AEM Collection

AEM Collections index pages and assets in the AEM content repository, treating each page or asset as a separate document.

Prerequisites

Before creating an AEM Collection, make sure:

  • AEM author instance is running and accessible
  • AEM publisher instance is running and accessible
  • Admin credentials (username and password) for the AEM author instance are available

👍

Note:

SearchBlox should have access to AEM instances and reachable to crawl the AEM site pages.

Create an AEM Collection

Follow these steps to create a new AEM Collection:

  1. Log in to the Admin Console
  2. Go to the Collections tab
  3. Click on "Create a New Collection" or the "+" icon
  4. Select "AEM Collection" as the Collection Type
  5. Enter a unique name for your collection (e.g., "intranet site")
  6. Configure RAG settings (Enable for ChatBot and Hybrid RAG search)
  7. Set Collection Access permissions (Private/Public)
  8. Select the content language (if not English)
  9. Click "Save" to create your collection


  • After creating the AEM collection, you will be taken to the Settings tab.

Settings Tab

  • Provide the Authentication fields.
FieldDescription
Author Instance URLURL of the AEM Author instance to index documents from the content repository.
Publisher Instance URLURL of the AEM Publisher instance. Documents are served from the publisher, while indexing happens from the author instance.
UsernameAEM username with admin privileges. Not required if service security is disabled.
PasswordCorresponding password for the AEM username. Not required if service security is disabled.

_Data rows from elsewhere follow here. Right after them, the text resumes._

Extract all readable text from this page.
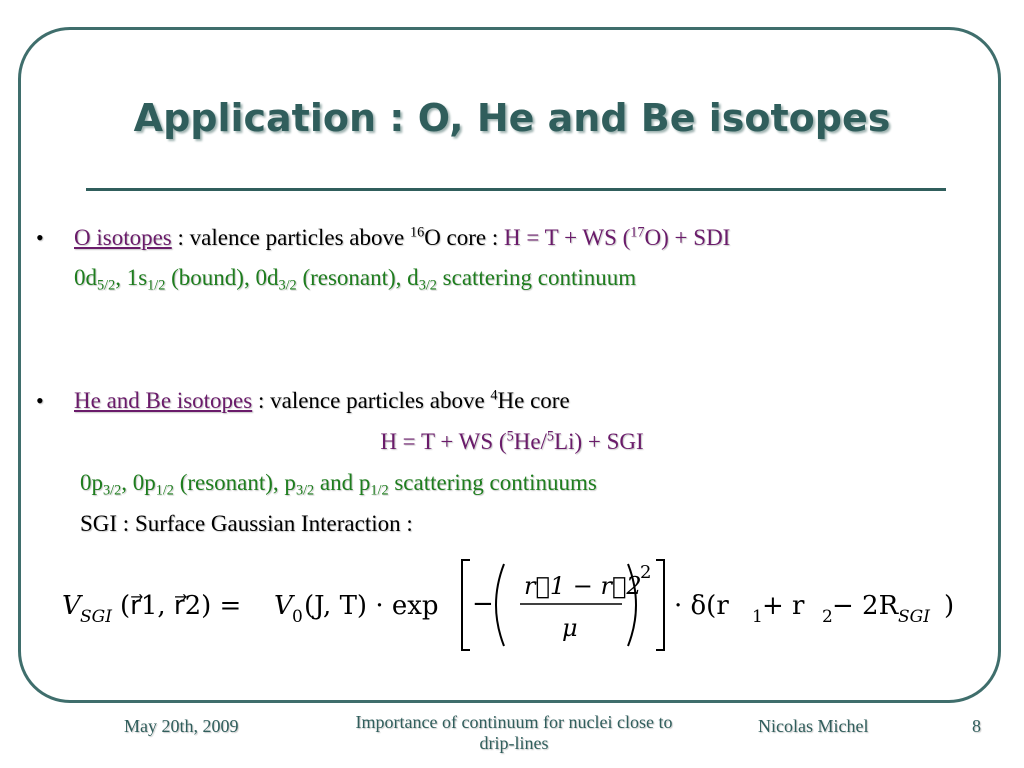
Application : O, He and Be isotopes
• O isotopes : valence particles above $^{16}$O core : H = T + WS ($^{17}$O) + SDI
$0d_{5/2}$, $1s_{1/2}$ (bound), $0d_{3/2}$ (resonant), $d_{3/2}$ scattering continuum
• He and Be isotopes : valence particles above $^4$He core
H = T + WS ($^5$He/$^5$Li) + SGI
$0p_{3/2}$, $0p_{1/2}$ (resonant), $p_{3/2}$ and $p_{1/2}$ scattering continuums
SGI : Surface Gaussian Interaction :
V SGI (r⃗1, r⃗2) = V 0 (J, T) · exp −
r⃗1 − r⃗2
μ
2
· δ(r 1 + r 2 − 2R SGI )
May 20th, 2009	Importance of continuum for nuclei close to
drip-lines
Nicolas Michel	8
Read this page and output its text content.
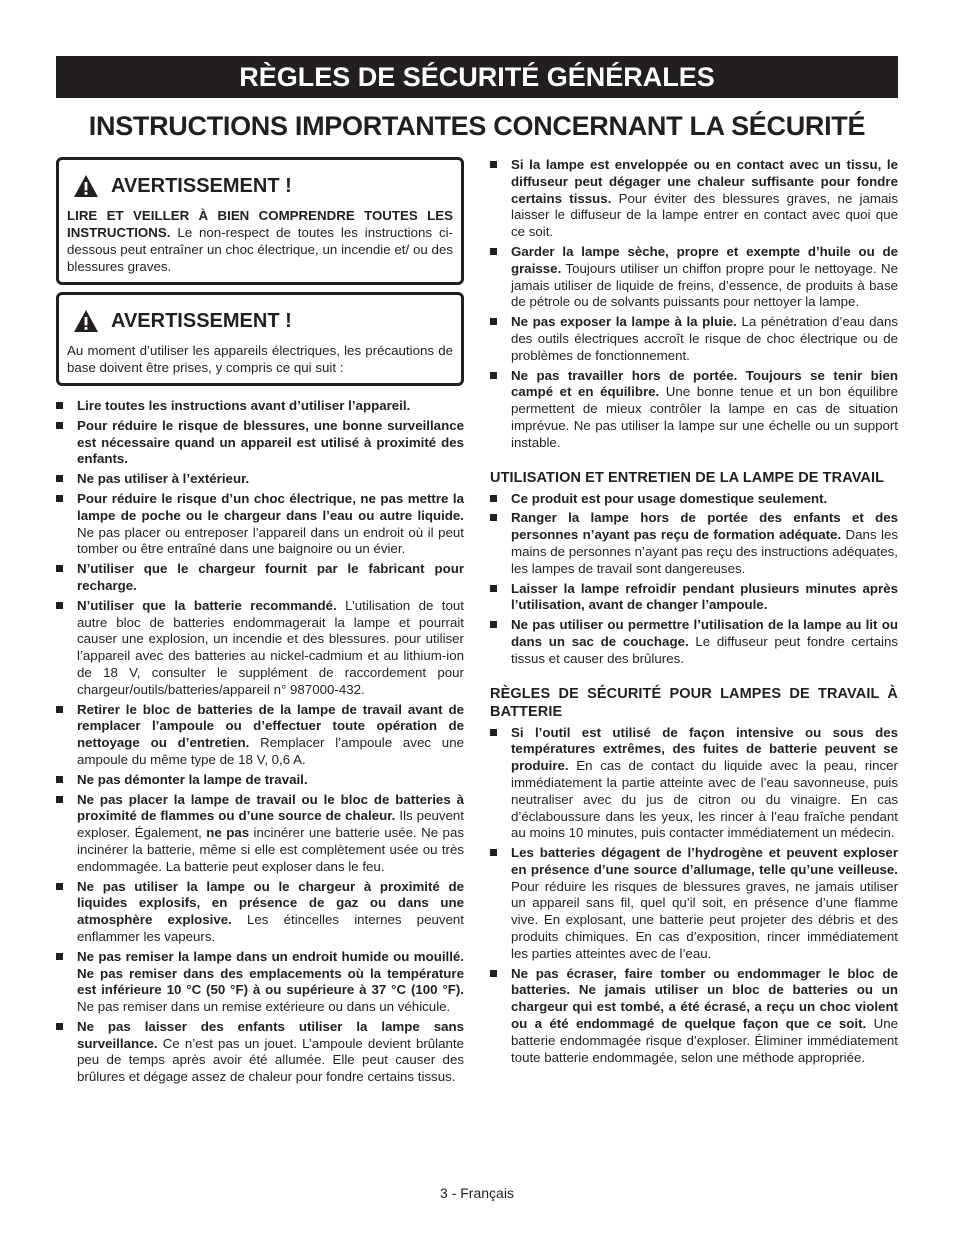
RÈGLES DE SÉCURITÉ GÉNÉRALES
INSTRUCTIONS IMPORTANTES CONCERNANT LA SÉCURITÉ
AVERTISSEMENT !
LIRE ET VEILLER À BIEN COMPRENDRE TOUTES LES INSTRUCTIONS. Le non-respect de toutes les instructions ci-dessous peut entraîner un choc électrique, un incendie et/ ou des blessures graves.
AVERTISSEMENT !
Au moment d’utiliser les appareils électriques, les précautions de base doivent être prises, y compris ce qui suit :
Lire toutes les instructions avant d’utiliser l’appareil.
Pour réduire le risque de blessures, une bonne surveillance est nécessaire quand un appareil est utilisé à proximité des enfants.
Ne pas utiliser à l’extérieur.
Pour réduire le risque d’un choc électrique, ne pas mettre la lampe de poche ou le chargeur dans l’eau ou autre liquide. Ne pas placer ou entreposer l’appareil dans un endroit où il peut tomber ou être entraîné dans une baignoire ou un évier.
N’utiliser que le chargeur fournit par le fabricant pour recharge.
N’utiliser que la batterie recommandé. L’utilisation de tout autre bloc de batteries endommagerait la lampe et pourrait causer une explosion, un incendie et des blessures. pour utiliser l’appareil avec des batteries au nickel-cadmium et au lithium-ion de 18 V, consulter le supplément de raccordement pour chargeur/outils/batteries/appareil n° 987000-432.
Retirer le bloc de batteries de la lampe de travail avant de remplacer l’ampoule ou d’effectuer toute opération de nettoyage ou d’entretien. Remplacer l’ampoule avec une ampoule du même type de 18 V, 0,6 A.
Ne pas démonter la lampe de travail.
Ne pas placer la lampe de travail ou le bloc de batteries à proximité de flammes ou d’une source de chaleur. Ils peuvent exploser. Également, ne pas incinérer une batterie usée. Ne pas incinérer la batterie, même si elle est complètement usée ou très endommagée. La batterie peut exploser dans le feu.
Ne pas utiliser la lampe ou le chargeur à proximité de liquides explosifs, en présence de gaz ou dans une atmosphère explosive. Les étincelles internes peuvent enflammer les vapeurs.
Ne pas remiser la lampe dans un endroit humide ou mouillé. Ne pas remiser dans des emplacements où la température est inférieure 10 °C (50 °F) à ou supérieure à 37 °C (100 °F). Ne pas remiser dans un remise extérieure ou dans un véhicule.
Ne pas laisser des enfants utiliser la lampe sans surveillance. Ce n’est pas un jouet. L’ampoule devient brûlante peu de temps après avoir été allumée. Elle peut causer des brûlures et dégage assez de chaleur pour fondre certains tissus.
Si la lampe est enveloppée ou en contact avec un tissu, le diffuseur peut dégager une chaleur suffisante pour fondre certains tissus. Pour éviter des blessures graves, ne jamais laisser le diffuseur de la lampe entrer en contact avec quoi que ce soit.
Garder la lampe sèche, propre et exempte d’huile ou de graisse. Toujours utiliser un chiffon propre pour le nettoyage. Ne jamais utiliser de liquide de freins, d’essence, de produits à base de pétrole ou de solvants puissants pour nettoyer la lampe.
Ne pas exposer la lampe à la pluie. La pénétration d’eau dans des outils électriques accroît le risque de choc électrique ou de problèmes de fonctionnement.
Ne pas travailler hors de portée. Toujours se tenir bien campé et en équilibre. Une bonne tenue et un bon équilibre permettent de mieux contrôler la lampe en cas de situation imprévue. Ne pas utiliser la lampe sur une échelle ou un support instable.
UTILISATION ET ENTRETIEN DE LA LAMPE DE TRAVAIL
Ce produit est pour usage domestique seulement.
Ranger la lampe hors de portée des enfants et des personnes n’ayant pas reçu de formation adéquate. Dans les mains de personnes n’ayant pas reçu des instructions adéquates, les lampes de travail sont dangereuses.
Laisser la lampe refroidir pendant plusieurs minutes après l’utilisation, avant de changer l’ampoule.
Ne pas utiliser ou permettre l’utilisation de la lampe au lit ou dans un sac de couchage. Le diffuseur peut fondre certains tissus et causer des brûlures.
RÈGLES DE SÉCURITÉ POUR LAMPES DE TRAVAIL À BATTERIE
Si l’outil est utilisé de façon intensive ou sous des températures extrêmes, des fuites de batterie peuvent se produire. En cas de contact du liquide avec la peau, rincer immédiatement la partie atteinte avec de l’eau savonneuse, puis neutraliser avec du jus de citron ou du vinaigre. En cas d’éclaboussure dans les yeux, les rincer à l’eau fraîche pendant au moins 10 minutes, puis contacter immédiatement un médecin.
Les batteries dégagent de l’hydrogène et peuvent exploser en présence d’une source d’allumage, telle qu’une veilleuse. Pour réduire les risques de blessures graves, ne jamais utiliser un appareil sans fil, quel qu’il soit, en présence d’une flamme vive. En explosant, une batterie peut projeter des débris et des produits chimiques. En cas d’exposition, rincer immédiatement les parties atteintes avec de l’eau.
Ne pas écraser, faire tomber ou endommager le bloc de batteries. Ne jamais utiliser un bloc de batteries ou un chargeur qui est tombé, a été écrasé, a reçu un choc violent ou a été endommagé de quelque façon que ce soit. Une batterie endommagée risque d’exploser. Éliminer immédiatement toute batterie endommagée, selon une méthode appropriée.
3 - Français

Choose the settings for Generate Using LLM and Hybrid Search.

SettingsDescription
TitleGenerates concise and relevant titles for the indexed documents using LLM.
DescriptionGenerates the description for indexed documents using LLM.
TopicGenerates relevant topics for indexed documents using LLM based on document's content.
Auto RelevanceEnable/Disable Hybrid Search for automatic relevance ranking
  • Click on Save button and Click on Test Connection.

AEM Collection Paths to Index Specific Site Pages

  • AEM collection paths let you set Allow/Disallow paths for the crawler. To index specific site pages or assets, add the allow path format. To access the paths, click on the collection name in the Collections list.

Allow/Disallow Paths

  • Allow/Disallow paths let the crawler include or exclude URLs.
  • They help manage a collection by excluding unwanted URLs.
  • All Allow and Disallow paths relate to the publisher instance URL.
FieldDescription
Allow Pathshttps://xxx.xxx.xx.xx:xxxx/wk-events/
/aqua-collections/
/wellness-care/
https://xxx.xxx.xx.xx:xxxx/wk-events/standard.html
.* (Allows the crawler to go any external URL or domain.)
Disallow Paths.jsp
/cgi-bin/
/videos/
?params
Allowed FormatsSelect the document formats to be searchable in the collection.
Enable Content APIAllows crawling of document content with special characters included.

Schedule and Index


AEM collection should be indexed only on published pages. You can set the schedule for indexing a collection with the following frequency options:

  • Once
  • Hourly
  • Daily
  • Every 48 Hours
  • Every 96 Hours
  • Weekly
  • Monthly

The following operation can be performed in AEM collections

ActivityDescription
Enable Scheduler for IndexingTurn on to set the Start Date and Frequency for indexing.
ScheduleSet the indexing schedule for each collection based on the selected options.
View all Collection SchedulesGo to the Schedules section to see all collection schedules.

Data Fields Tab

Using the Data Fields tab, you can create custom fields for search and view the default fields in non-encrypted collections. SearchBlox supports 4 types of Data Fields:

  1. Keyword
  2. Number
  3. Date
  4. Text
  • After configuring Data Fields, you must clear and re-index the collection for changes to take effect.

To know more about Data Fields please refer to Data Fields Tab


Models

Embedding

  • Provider specifies the embedding provider used to generate vector representations of documents.
  • Model defines the embedding model used to convert document content into vectors for semantic search.

Reranker

  • Provider specifies the reranker provider used for improving search result relevance.
  • Model defines the reranker model used to re-score and reorder search results based on relevance.

LLM

  • Provider specifies the Large Language Model provider used for AI-powered features.

  • Model defines the LLM used for tasks such as document enrichment, summaries, and SmartFAQs.

  • These settings override global configurations and apply only to the current collection.